Weil das Versagen des Westens so weit reicht und die militarisierte Zeitenwende, von Ukraine bis Nahost, gegen alle Vernunft und gegen friedliebende Bevölkerungen durchgesetzt werden musste, herrschen Hysterie und Zensur gegenüber abweichenden Stimmen und Meinungen, die die westliche Haltung infrage stellen und kritisieren.

Kritiker der westlichen Eskalationsstrategie werden pauschal Putin-Versteher genannt. Russische Künstler verlieren ihre Engagements, mit absurden Begründungen, russische Sender werden verboten.

Derweil wird aufgerüstet gegen den vermeintlichen russischen Expansionismus, dem "Drachen, der fressen muss", wie es Selenskyj nun, ermutigt vom Westen, im Spiegel formulierte, der so bedrohlich ist, dass er nicht einmal ukrainische Städte 30 Kilometer von der russischen Grenze einnehmen konnte. Aber in Warschau, Berlin, Paris und London liegt man bereits in den Schützengräben.

Angriff auf die Meinungsfreiheit

Israel-Kritiker:innen werden mundtot gemacht, an den Antisemitismus-Pranger gestellt, selbst wenn sie Juden oder Israelis sind. Sie verlieren Jobs und Reputation. Demonstrationen werden verboten oder attackiert. Die Kontrolleure der sozialen Medien filtern Unliebsame aus.

Es gibt abstruse Sprachverbote, während der israelischen Regierung ein Blankoscheck ausgestellt wird, auch den Libanon und Iran zu attackieren, während die USA und Deutschland die Waffen liefern. Die ganze Region könnte in Brand gesteckt werden.

Das Ausmaß der Angriffe auf die freie Meinungsäußerung in den USA und Europa in Bezug auf die beiden Kriege ist meines Erachtens historisch beispiellos, obwohl auch in der Vergangenheit die Bürger auf Linie gebracht wurden, siehe das größte Verbrechen des 21. Jahrhunderts, die sogenannten Antiterrorkriege der USA mithilfe der Nato-Staaten.

Wer damals die Angriffskriege gegen die wehrlosen Entwicklungsländer Afghanistan und Irak als Verbrechen kritisierte, wurde als "Terroristenversteher" diffamiert.

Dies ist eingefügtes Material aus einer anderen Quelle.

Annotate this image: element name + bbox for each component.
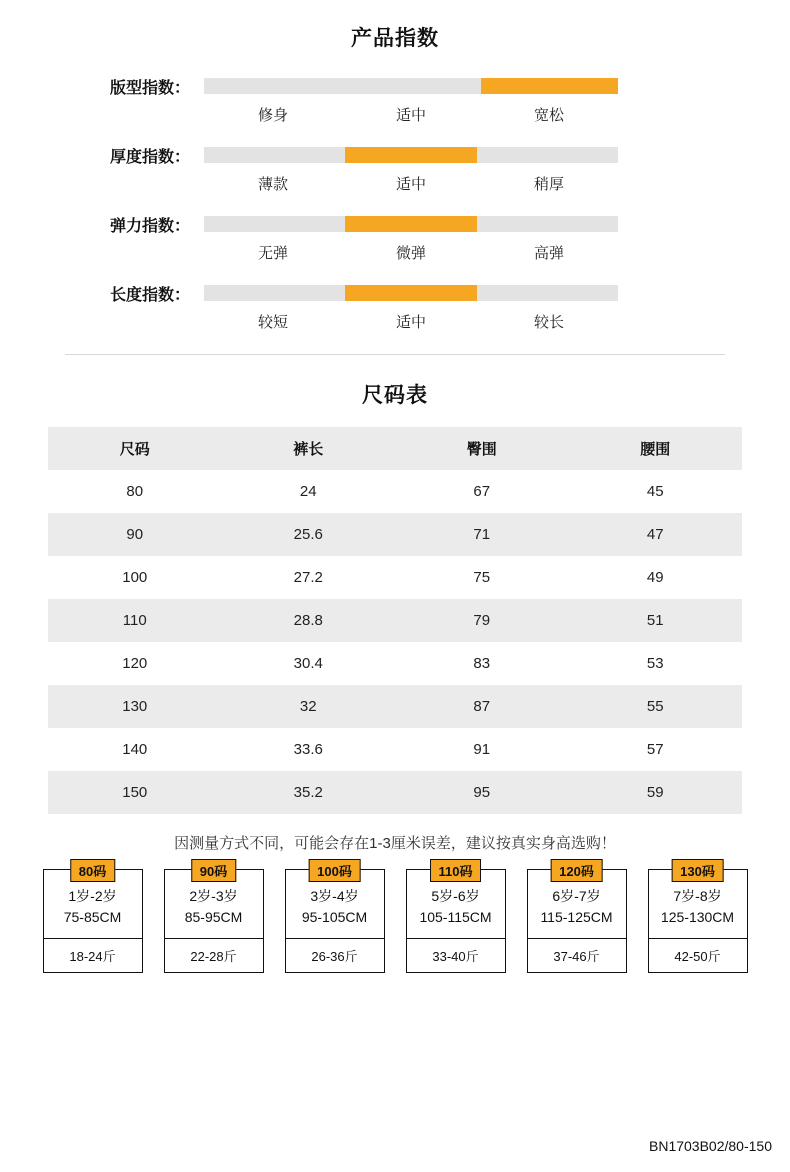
age-card-age: 7岁-8岁 — [673, 888, 722, 904]
age-card-age: 3岁-4岁 — [310, 888, 359, 904]
cell-length: 27.2 — [222, 556, 396, 599]
cell-hip: 67 — [395, 470, 569, 513]
age-card — [406, 864, 506, 973]
index-row-elasticity — [60, 216, 730, 263]
cell-length: 28.8 — [222, 599, 396, 642]
product-index-list — [0, 78, 790, 332]
index-option-labels — [204, 242, 618, 263]
index-option: 薄款 — [257, 176, 288, 193]
age-card-height: 125-130CM — [660, 909, 735, 925]
cell-hip: 87 — [395, 685, 569, 728]
age-card-size-tag: 130码 — [671, 859, 724, 882]
age-card — [164, 864, 264, 973]
cell-waist: 59 — [569, 771, 743, 814]
cell-hip: 75 — [395, 556, 569, 599]
table-row — [48, 513, 742, 556]
column-header: 腰围 — [569, 427, 743, 470]
column-header: 尺码 — [48, 427, 222, 470]
index-bar-group — [204, 285, 730, 332]
table-row — [48, 685, 742, 728]
cell-size: 150 — [48, 771, 222, 814]
index-bar-track — [204, 78, 618, 94]
age-card — [285, 864, 385, 973]
index-option: 较短 — [257, 314, 288, 331]
measurement-note: 因测量方式不同，可能会存在1-3厘米误差，建议按真实身高选购！ — [174, 835, 616, 852]
index-option: 微弹 — [395, 245, 426, 262]
cell-size: 130 — [48, 685, 222, 728]
age-card — [527, 864, 627, 973]
product-index-title: 产品指数 — [351, 27, 439, 50]
age-card-weight: 22-28斤 — [190, 949, 237, 964]
cell-size: 140 — [48, 728, 222, 771]
index-bar-track — [204, 147, 618, 163]
table-row — [48, 470, 742, 513]
index-bar-group — [204, 147, 730, 194]
table-row — [48, 599, 742, 642]
table-row — [48, 728, 742, 771]
age-card — [43, 864, 143, 973]
cell-length: 35.2 — [222, 771, 396, 814]
cell-hip: 71 — [395, 513, 569, 556]
index-label: 厚度指数： — [109, 149, 190, 166]
age-card-size-tag: 120码 — [550, 859, 603, 882]
cell-length: 25.6 — [222, 513, 396, 556]
age-card-height: 105-115CM — [419, 909, 492, 925]
age-card-height: 75-85CM — [63, 909, 122, 925]
section-divider — [65, 354, 725, 355]
table-row — [48, 771, 742, 814]
cell-size: 100 — [48, 556, 222, 599]
index-bar-group — [204, 216, 730, 263]
index-bar-fill — [345, 285, 477, 301]
index-option: 适中 — [395, 314, 426, 331]
column-header: 臀围 — [395, 427, 569, 470]
cell-waist: 45 — [569, 470, 743, 513]
table-row — [48, 556, 742, 599]
table-row — [48, 642, 742, 685]
index-option-labels — [204, 311, 618, 332]
age-card-height: 95-105CM — [301, 909, 368, 925]
cell-waist: 53 — [569, 642, 743, 685]
cell-waist: 47 — [569, 513, 743, 556]
index-option: 高弹 — [533, 245, 564, 262]
cell-length: 30.4 — [222, 642, 396, 685]
cell-length: 24 — [222, 470, 396, 513]
index-bar-fill — [481, 78, 618, 94]
index-label: 版型指数： — [109, 80, 190, 97]
column-header: 裤长 — [222, 427, 396, 470]
age-card-weight: 33-40斤 — [432, 949, 479, 964]
index-bar-group — [204, 78, 730, 125]
age-card-weight: 42-50斤 — [674, 949, 721, 964]
age-card-size-tag: 80码 — [70, 859, 115, 882]
product-code: BN1703B02/80-150 — [649, 1138, 772, 1154]
table-header-row — [48, 427, 742, 470]
age-card-weight: 18-24斤 — [69, 949, 116, 964]
cell-hip: 79 — [395, 599, 569, 642]
cell-waist: 57 — [569, 728, 743, 771]
age-card-age: 2岁-3岁 — [189, 888, 238, 904]
cell-length: 33.6 — [222, 728, 396, 771]
age-card-weight: 37-46斤 — [553, 949, 600, 964]
index-label: 长度指数： — [109, 287, 190, 304]
age-card-weight: 26-36斤 — [311, 949, 358, 964]
cell-waist: 55 — [569, 685, 743, 728]
age-card-height: 115-125CM — [540, 909, 613, 925]
index-option-labels — [204, 173, 618, 194]
index-bar-track — [204, 285, 618, 301]
cell-size: 110 — [48, 599, 222, 642]
index-label: 弹力指数： — [109, 218, 190, 235]
index-row-fit — [60, 78, 730, 125]
index-bar-fill — [345, 147, 477, 163]
age-card-list — [0, 864, 790, 973]
age-card-age: 6岁-7岁 — [552, 888, 601, 904]
cell-size: 120 — [48, 642, 222, 685]
cell-size: 80 — [48, 470, 222, 513]
index-option: 适中 — [395, 176, 426, 193]
index-option: 宽松 — [533, 107, 564, 124]
index-option: 较长 — [533, 314, 564, 331]
index-bar-fill — [345, 216, 477, 232]
index-option: 适中 — [395, 107, 426, 124]
index-row-length — [60, 285, 730, 332]
cell-length: 32 — [222, 685, 396, 728]
cell-waist: 51 — [569, 599, 743, 642]
cell-hip: 95 — [395, 771, 569, 814]
cell-hip: 91 — [395, 728, 569, 771]
index-option: 无弹 — [257, 245, 288, 262]
age-card-age: 5岁-6岁 — [431, 888, 480, 904]
index-bar-track — [204, 216, 618, 232]
index-option: 修身 — [257, 107, 288, 124]
size-table-title: 尺码表 — [362, 384, 428, 407]
cell-hip: 83 — [395, 642, 569, 685]
age-card-height: 85-95CM — [184, 909, 243, 925]
age-card-size-tag: 110码 — [430, 859, 482, 882]
age-card — [648, 864, 748, 973]
index-row-thickness — [60, 147, 730, 194]
index-option: 稍厚 — [533, 176, 564, 193]
age-card-age: 1岁-2岁 — [68, 888, 117, 904]
age-card-size-tag: 90码 — [191, 859, 236, 882]
age-card-size-tag: 100码 — [308, 859, 361, 882]
cell-size: 90 — [48, 513, 222, 556]
size-table — [48, 427, 742, 814]
cell-waist: 49 — [569, 556, 743, 599]
index-option-labels — [204, 104, 618, 125]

Die Botschaft der intellektuell-politischen Klasse ist: Schweigt, wenn ihr uns nicht folgen wollt. Wir geben den Rahmen vor, in dem über die Kriege gesprochen werden darf.

Die Stimmungslage im Westen wird zu Recht mit der im Vorfeld des Ersten Weltkriegs verglichen, jener unheilvollen Phase, in der Europa in die katastrophale Zerstörung schlafwandelte. Diesmal wäre es mit Atomwaffen.

Was immer mehr Menschen wollen

Umfragen zeigen uns, dass viele Menschen, sogar Mehrheiten, nicht im vorgegebenen Rahmen denken, sie wollen mehr Diplomatie und ein Ende der Kriege. Aber die "schwarzen Wolken", die Flut an Propaganda und Meinungsmache, isolieren und paralysieren.

Darum ist Aufklärung und Austausch so wichtig. Nicht nur, um eine rationale Gegenposition zu entwickeln, sondern auch, um der Isolierung und Hilflosigkeit zu entkommen. Es sind die Samenkörner für die dringend benötigten politischen Gegenbewegungen, die die Welt besser und friedlicher machen wollen.